Artificial Intelligence represents the next step for the financial sector to improve efficiencies without compromising results – and arming yourself with the right knowledge will be the key to its success.
While there are potentially endless opportunities for the technology in financial services, there is currently a gap in understanding how Artificial Intelligence (AI) works.
As part of a series of blogs looking into what it means for the financial services industry, I have already explored the basics of Artificial IntelligenceI in Part 1. In this blog, I will look at how we can begin to implement the technology—and how different types of ‘knowledge’ encoded into a machine can achieve different outcomes.

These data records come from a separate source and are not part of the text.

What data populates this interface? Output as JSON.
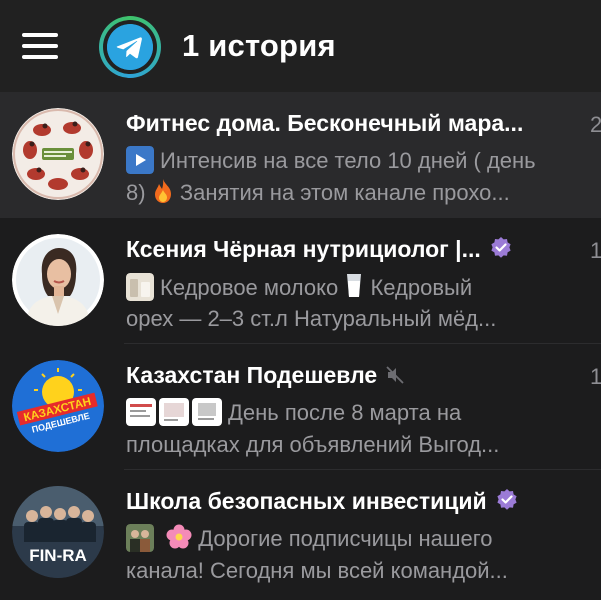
{
  "header": {
    "title": "1 история",
    "menu_icon": "hamburger-menu-icon",
    "story_icon": "telegram-logo-icon"
  },
  "colors": {
    "background": "#1c1c1d",
    "header": "#212121",
    "selected_row": "#2a2a2c",
    "secondary_text": "#9a9a9e",
    "verified": "#9b7bd6",
    "story_ring": "#3fc36a"
  },
  "chats": [
    {
      "title": "Фитнес дома. Бесконечный мара...",
      "date": "2",
      "preview_line1": "Интенсив на все тело 10 дней ( день",
      "preview_line2_a": "8)",
      "preview_line2_b": "Занятия на этом канале прохо...",
      "selected": true
    },
    {
      "title": "Ксения Чёрная нутрициолог |...",
      "date": "1",
      "verified": true,
      "preview_line1_a": "Кедровое молоко",
      "preview_line1_b": "Кедровый",
      "preview_line2": "орех — 2–3 ст.л Натуральный мёд..."
    },
    {
      "title": "Казахстан Подешевле",
      "date": "1",
      "muted": true,
      "avatar_text_1": "КАЗАХСТАН",
      "avatar_text_2": "ПОДЕШЕВЛЕ",
      "preview_line1": "День после 8 марта на",
      "preview_line2": "площадках для объявлений  Выгод..."
    },
    {
      "title": "Школа безопасных инвестиций",
      "date": "",
      "verified": true,
      "avatar_text": "FIN-RA",
      "preview_line1": "Дорогие подписчицы нашего",
      "preview_line2": "канала! Сегодня мы всей командой..."
    }
  ]
}
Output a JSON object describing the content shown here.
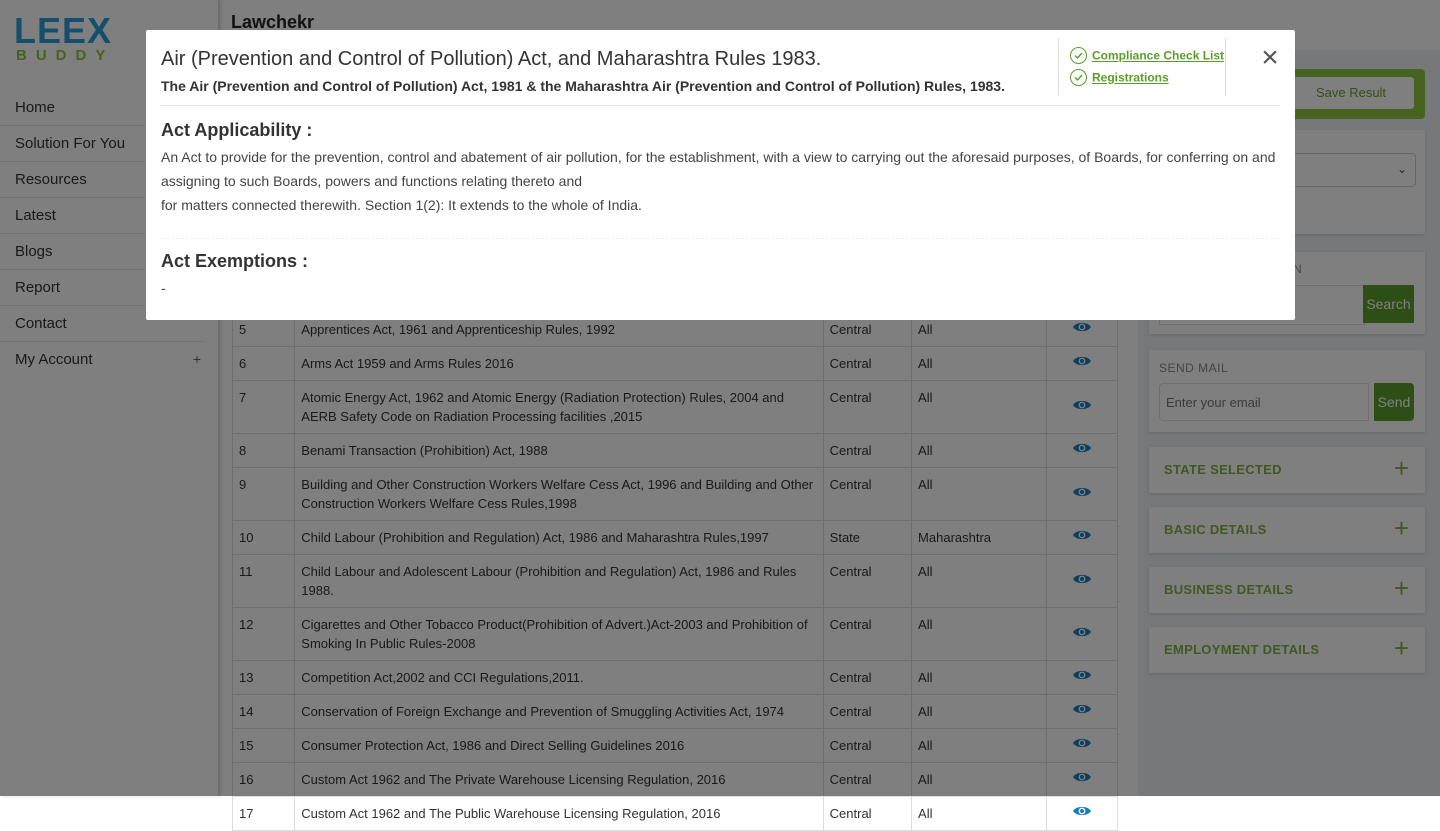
{
  "brand": {
    "logo_top": "LEEX",
    "logo_bottom": "BUDDY"
  },
  "sidebar": {
    "items": [
      {
        "label": "Home"
      },
      {
        "label": "Solution For You"
      },
      {
        "label": "Resources"
      },
      {
        "label": "Latest"
      },
      {
        "label": "Blogs"
      },
      {
        "label": "Report"
      },
      {
        "label": "Contact"
      },
      {
        "label": "My Account",
        "toggle": "+"
      }
    ]
  },
  "header": {
    "title": "Lawchekr"
  },
  "table": {
    "rows": [
      {
        "num": "5",
        "name": "Apprentices Act, 1961 and Apprenticeship Rules, 1992",
        "type": "Central",
        "state": "All"
      },
      {
        "num": "6",
        "name": "Arms Act 1959 and Arms Rules 2016",
        "type": "Central",
        "state": "All"
      },
      {
        "num": "7",
        "name": "Atomic Energy Act, 1962 and Atomic Energy (Radiation Protection) Rules, 2004 and AERB Safety Code on Radiation Processing facilities ,2015",
        "type": "Central",
        "state": "All"
      },
      {
        "num": "8",
        "name": "Benami Transaction (Prohibition) Act, 1988",
        "type": "Central",
        "state": "All"
      },
      {
        "num": "9",
        "name": "Building and Other Construction Workers Welfare Cess Act, 1996 and Building and Other Construction Workers Welfare Cess Rules,1998",
        "type": "Central",
        "state": "All"
      },
      {
        "num": "10",
        "name": "Child Labour (Prohibition and Regulation) Act, 1986 and Maharashtra Rules,1997",
        "type": "State",
        "state": "Maharashtra"
      },
      {
        "num": "11",
        "name": "Child Labour and Adolescent Labour (Prohibition and Regulation) Act, 1986 and Rules 1988.",
        "type": "Central",
        "state": "All"
      },
      {
        "num": "12",
        "name": "Cigarettes and Other Tobacco Product(Prohibition of Advert.)Act-2003 and Prohibition of Smoking In Public Rules-2008",
        "type": "Central",
        "state": "All"
      },
      {
        "num": "13",
        "name": "Competition Act,2002 and CCI Regulations,2011.",
        "type": "Central",
        "state": "All"
      },
      {
        "num": "14",
        "name": "Conservation of Foreign Exchange and Prevention of Smuggling Activities Act, 1974",
        "type": "Central",
        "state": "All"
      },
      {
        "num": "15",
        "name": "Consumer Protection Act, 1986 and Direct Selling Guidelines 2016",
        "type": "Central",
        "state": "All"
      },
      {
        "num": "16",
        "name": "Custom Act 1962 and The Private Warehouse Licensing Regulation, 2016",
        "type": "Central",
        "state": "All"
      },
      {
        "num": "17",
        "name": "Custom Act 1962 and The Public Warehouse Licensing Regulation, 2016",
        "type": "Central",
        "state": "All"
      }
    ]
  },
  "right_panel": {
    "save_label": "Save Result",
    "search_label": "N",
    "search_button": "Search",
    "mail_label": "SEND MAIL",
    "mail_placeholder": "Enter your email",
    "mail_button": "Send",
    "accordions": [
      {
        "label": "STATE SELECTED",
        "icon": "+"
      },
      {
        "label": "BASIC DETAILS",
        "icon": "+"
      },
      {
        "label": "BUSINESS DETAILS",
        "icon": "+"
      },
      {
        "label": "EMPLOYMENT DETAILS",
        "icon": "+"
      }
    ],
    "accent_color": "#8dc63f"
  },
  "modal": {
    "title": "Air (Prevention and Control of Pollution) Act, and Maharashtra Rules 1983.",
    "subtitle": "The Air (Prevention and Control of Pollution) Act, 1981 & the Maharashtra Air (Prevention and Control of Pollution) Rules, 1983.",
    "links": [
      {
        "label": "Compliance Check List"
      },
      {
        "label": "Registrations"
      }
    ],
    "close_glyph": "×",
    "applicability_heading": "Act Applicability :",
    "applicability_line1": "An Act to provide for the prevention, control and abatement of air pollution, for the establishment, with a view to carrying out the aforesaid purposes, of Boards, for conferring on and assigning to such Boards, powers and functions relating thereto and",
    "applicability_line2": "for matters connected therewith. Section 1(2): It extends to the whole of India.",
    "exemptions_heading": "Act Exemptions :",
    "exemptions_text": "-"
  }
}
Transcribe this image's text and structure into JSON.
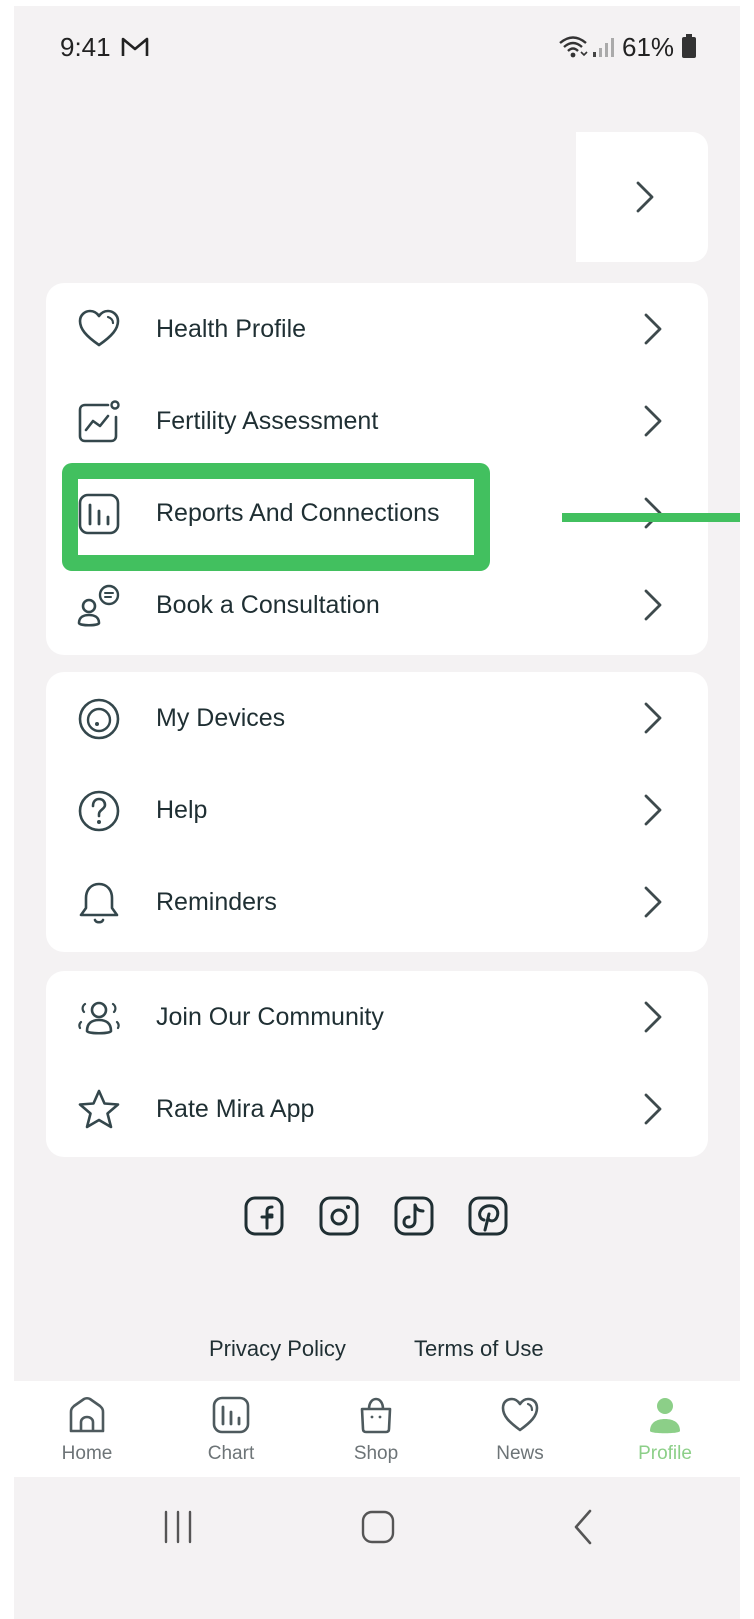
{
  "status_bar": {
    "time": "9:41",
    "battery": "61%"
  },
  "menu": {
    "group1": [
      {
        "label": "Health Profile",
        "icon": "heart-icon"
      },
      {
        "label": "Fertility Assessment",
        "icon": "assessment-chart-icon"
      },
      {
        "label": "Reports And Connections",
        "icon": "reports-chart-icon"
      },
      {
        "label": "Book a Consultation",
        "icon": "consultation-icon"
      }
    ],
    "group2": [
      {
        "label": "My Devices",
        "icon": "device-icon"
      },
      {
        "label": "Help",
        "icon": "help-icon"
      },
      {
        "label": "Reminders",
        "icon": "bell-icon"
      }
    ],
    "group3": [
      {
        "label": "Join Our Community",
        "icon": "community-icon"
      },
      {
        "label": "Rate Mira App",
        "icon": "star-icon"
      }
    ]
  },
  "social": [
    "facebook-icon",
    "instagram-icon",
    "tiktok-icon",
    "pinterest-icon"
  ],
  "footer": {
    "privacy": "Privacy Policy",
    "terms": "Terms of Use"
  },
  "tabs": [
    {
      "label": "Home",
      "icon": "home-icon"
    },
    {
      "label": "Chart",
      "icon": "chart-icon"
    },
    {
      "label": "Shop",
      "icon": "shop-bag-icon"
    },
    {
      "label": "News",
      "icon": "heart-icon"
    },
    {
      "label": "Profile",
      "icon": "profile-icon",
      "active": true
    }
  ],
  "colors": {
    "background": "#f4f2f3",
    "card": "#ffffff",
    "text": "#1f2f33",
    "highlight": "#42c05f",
    "active_tab": "#8ccf88",
    "inactive_tab": "#6d7477"
  }
}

Essentially, knowledge is what makes computers intelligent. However, there are different types of knowledge that all need to be applied to varying degrees in order to carry out their purpose. Therefore, we need to understand how the categories work and how it can be applied to a machine.
Based on the uses of knowledge, there are three types of AI machines. The first, smart machines, are based on common sense and can be seen in applications such as Google’s search functions or Siri’s understanding of language.
Intelligent machines—the second tier—are based primarily around specific domain or industry knowledge, but which also apply common sense or expert understanding when required.
The third level, expert machines, are focused around solving a very specific problem, such as the chess playing Deep Blue, or robo advisors in wealth management.
When we talk about AI, we are generally referring to the third level of expert machines. The real benefit, however, lies in that second tier which combines the best of the first and third tiers while remaining focussed on a specific domain. This can ease the workload burden by automating processes that have previously required human understanding, such as screening sanctions or handling deviations in payments.
But how do we achieve this? The success of AI will depend on how we create and manage knowledge for machine use. The two main challenges for this are how data can be converted into knowledge and how to ensure the right knowledge is provided to AI machines.
For example, let us say that a bank wants to automate its payments system using AI.
The first thing it needs to do is to ‘extract’ information from the humans already doing that job—what tools are they using, how they go about that process and what they reject and what do they allow.
Next, this needs to be coupled with the data the bank uses in its payments process, which needs to be relevant and accurate in order to work efficiently. This, along with the information from human sources, creates knowledge.
Finally, this knowledge needs to be encoded into an algorithm to be used by a machine capable of natural language processing, which can then apply specialist and common sense understanding in order to solve a problem. The bank has now introduced AI into payments.
The human touch
Human input will still be needed. These machines, unlike standard computers, have to learn, and the knowledge given to the machines has to be validated. Specialist ‘Knowledge Engineers’ will be responsible for this, educating machines in the same way we teach children and refine processes.
AI represents the next step for the financial sector to improve efficiencies without compromising results—and arming yourself with the right knowledge will be the key to its success.